Ricore: Wie würden Sie Ihren Serien-Charakter beschreiben?
Colantoni: Er ist ein Verhandlungsspezialist, der zunächst kommunizieren will. Dann lässt er den Charakter von Ed Lane den taktischen Teil übernehmen. Meine und seine Figur ergänzen sich und ergeben sozusagen einen ganzen Menschen. Mein Charakter ist mehr der emotionale, intellektuelle Typ, der die Dinge verstehen will, damit eine Kommunikation möglich ist.
Ricore: Inwiefern können Sie sich mit Ihrer Figur identifizieren?
Colantoni: Ich habe mein ganzes Leben lang zwischen Leuten vermittelt. [lacht]

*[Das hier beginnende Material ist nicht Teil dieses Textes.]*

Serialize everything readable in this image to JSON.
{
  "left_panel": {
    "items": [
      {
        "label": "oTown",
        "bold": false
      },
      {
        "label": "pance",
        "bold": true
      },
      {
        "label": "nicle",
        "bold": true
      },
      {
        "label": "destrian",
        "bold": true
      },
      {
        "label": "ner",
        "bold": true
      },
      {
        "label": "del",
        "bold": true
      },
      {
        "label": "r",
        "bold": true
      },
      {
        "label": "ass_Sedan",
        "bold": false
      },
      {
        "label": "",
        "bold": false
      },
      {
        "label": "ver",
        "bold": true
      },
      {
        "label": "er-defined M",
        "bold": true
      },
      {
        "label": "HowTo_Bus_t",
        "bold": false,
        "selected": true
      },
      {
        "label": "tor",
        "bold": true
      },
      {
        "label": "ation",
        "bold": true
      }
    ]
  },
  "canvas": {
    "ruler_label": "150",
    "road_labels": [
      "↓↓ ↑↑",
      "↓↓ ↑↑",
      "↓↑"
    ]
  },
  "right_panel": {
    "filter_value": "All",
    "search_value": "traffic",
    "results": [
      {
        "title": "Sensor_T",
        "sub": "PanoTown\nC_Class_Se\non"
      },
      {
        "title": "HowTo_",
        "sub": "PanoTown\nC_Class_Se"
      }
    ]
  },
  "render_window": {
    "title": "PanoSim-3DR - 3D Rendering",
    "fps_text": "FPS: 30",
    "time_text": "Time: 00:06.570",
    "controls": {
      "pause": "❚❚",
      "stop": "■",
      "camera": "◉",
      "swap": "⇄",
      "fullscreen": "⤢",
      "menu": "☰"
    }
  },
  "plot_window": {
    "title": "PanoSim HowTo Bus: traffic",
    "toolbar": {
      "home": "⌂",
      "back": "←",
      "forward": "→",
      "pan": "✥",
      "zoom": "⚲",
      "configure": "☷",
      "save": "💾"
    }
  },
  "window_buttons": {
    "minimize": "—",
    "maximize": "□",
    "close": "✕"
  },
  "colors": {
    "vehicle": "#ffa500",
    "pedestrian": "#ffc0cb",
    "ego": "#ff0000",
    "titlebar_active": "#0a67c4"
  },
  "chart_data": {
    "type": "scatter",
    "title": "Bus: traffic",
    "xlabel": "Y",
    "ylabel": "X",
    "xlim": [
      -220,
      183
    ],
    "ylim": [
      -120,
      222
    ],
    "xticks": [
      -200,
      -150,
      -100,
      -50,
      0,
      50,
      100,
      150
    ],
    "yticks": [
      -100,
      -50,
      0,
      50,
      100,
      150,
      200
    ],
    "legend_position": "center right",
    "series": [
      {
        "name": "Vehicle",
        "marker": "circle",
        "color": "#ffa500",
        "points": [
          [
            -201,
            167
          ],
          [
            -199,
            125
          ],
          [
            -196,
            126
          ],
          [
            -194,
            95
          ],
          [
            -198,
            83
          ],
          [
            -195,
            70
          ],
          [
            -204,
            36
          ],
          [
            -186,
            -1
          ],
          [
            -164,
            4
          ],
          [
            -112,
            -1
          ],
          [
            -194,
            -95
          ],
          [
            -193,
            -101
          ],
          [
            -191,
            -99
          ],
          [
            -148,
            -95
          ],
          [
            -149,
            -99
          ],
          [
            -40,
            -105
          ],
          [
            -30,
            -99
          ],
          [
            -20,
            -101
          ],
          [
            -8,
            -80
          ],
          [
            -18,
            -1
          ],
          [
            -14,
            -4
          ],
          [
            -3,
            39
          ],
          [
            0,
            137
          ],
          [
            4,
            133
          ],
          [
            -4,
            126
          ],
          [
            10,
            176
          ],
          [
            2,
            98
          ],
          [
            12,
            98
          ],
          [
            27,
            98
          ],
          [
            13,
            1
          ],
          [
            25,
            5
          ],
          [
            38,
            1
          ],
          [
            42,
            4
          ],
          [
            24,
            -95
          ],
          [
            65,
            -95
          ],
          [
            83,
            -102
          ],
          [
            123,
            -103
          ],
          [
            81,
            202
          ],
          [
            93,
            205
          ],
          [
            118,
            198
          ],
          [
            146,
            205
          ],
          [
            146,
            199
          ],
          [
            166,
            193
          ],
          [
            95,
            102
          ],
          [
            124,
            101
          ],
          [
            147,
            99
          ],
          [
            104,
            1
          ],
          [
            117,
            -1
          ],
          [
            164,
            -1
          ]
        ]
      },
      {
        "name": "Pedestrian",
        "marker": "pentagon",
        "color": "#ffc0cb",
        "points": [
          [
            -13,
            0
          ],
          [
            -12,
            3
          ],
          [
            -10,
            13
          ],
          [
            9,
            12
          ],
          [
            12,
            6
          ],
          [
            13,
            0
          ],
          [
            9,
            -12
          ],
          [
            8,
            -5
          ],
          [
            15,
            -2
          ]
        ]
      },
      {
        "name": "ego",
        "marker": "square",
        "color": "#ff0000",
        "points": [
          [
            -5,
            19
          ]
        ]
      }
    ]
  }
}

Ricore: Wie meinen Sie das?
Colantoni: Ich bin ein geschiedener Mann, der mit seiner Ex-Frau nach wie vor befreundet ist. Nicht jeder ist dazu in der Lage. Seit jeher bin ich jemand, für den Frieden absoluten Vorrang hat. Frieden, Respekt und Verständnis gegenüber anderen Menschen. Viele meiner Freunde haben einen anderen Glauben und eine andere Sichtweise. Auch als Schauspieler ist es wichtig, andere Leute nicht einfach zu verurteilen, egal, ob sie gut oder böse erscheinen. Auf diese Weise können wir uns in den Charakter einfühlen und in diese Welt eintauchen.